Halkların destansı özverisiyle yoksulluktan kurtularak, ekonomik, politik ve kültürel olarak nasıl mükemmel bir ülke yaratılabileceğini anlatan bu eser, Mustafa Kemal Atatürk zamanında Türkçeye de çevrilmiş ve yayınlanmıştır.

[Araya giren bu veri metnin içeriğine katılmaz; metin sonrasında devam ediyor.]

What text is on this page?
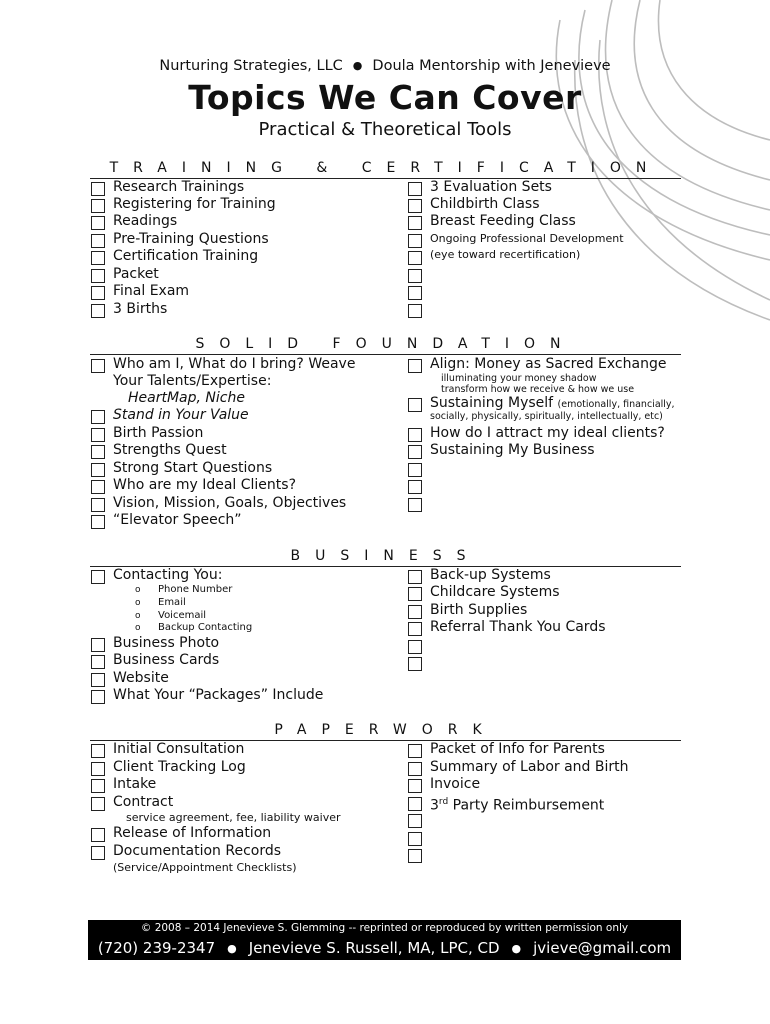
Nurturing Strategies, LLC ● Doula Mentorship with Jenevieve
Topics We Can Cover
Practical & Theoretical Tools
TRAINING & CERTIFICATION
Research Trainings
Registering for Training
Readings
Pre-Training Questions
Certification Training
Packet
Final Exam
3 Births
3 Evaluation Sets
Childbirth Class
Breast Feeding Class
Ongoing Professional Development
(eye toward recertification)
SOLID FOUNDATION
Who am I, What do I bring? Weave
Your Talents/Expertise:
HeartMap, Niche
Stand in Your Value
Birth Passion
Strengths Quest
Strong Start Questions
Who are my Ideal Clients?
Vision, Mission, Goals, Objectives
“Elevator Speech”
Align: Money as Sacred Exchange
illuminating your money shadow
transform how we receive & how we use
Sustaining Myself (emotionally, financially,
socially, physically, spiritually, intellectually, etc)
How do I attract my ideal clients?
Sustaining My Business
BUSINESS
Contacting You:
o Phone Number
o Email
o Voicemail
o Backup Contacting
Business Photo
Business Cards
Website
What Your “Packages” Include
Back-up Systems
Childcare Systems
Birth Supplies
Referral Thank You Cards
PAPERWORK
Initial Consultation
Client Tracking Log
Intake
Contract
service agreement, fee, liability waiver
Release of Information
Documentation Records
(Service/Appointment Checklists)
Packet of Info for Parents
Summary of Labor and Birth
Invoice
3rd Party Reimbursement
© 2008 – 2014 Jenevieve S. Glemming -- reprinted or reproduced by written permission only
(720) 239-2347 ● Jenevieve S. Russell, MA, LPC, CD ● jvieve@gmail.com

Atatürk, kitabı okuduğunda bu destansı başarıya hayran olmuş, derhal kitabın Türkiye’deki tüm sivil ve askeri okulların müfredatına dahil edilmesini ve böylelikle dönemin tüm öğrencileri ve askerlerimizin ülkemizdeki yaşamı yenilemek için bu kitabı okumalarını sağlamıştır. O dönemde en çok okunan kitapların başında gelen bu eser, daha sonraki nesiller tarafından unutulmuştur.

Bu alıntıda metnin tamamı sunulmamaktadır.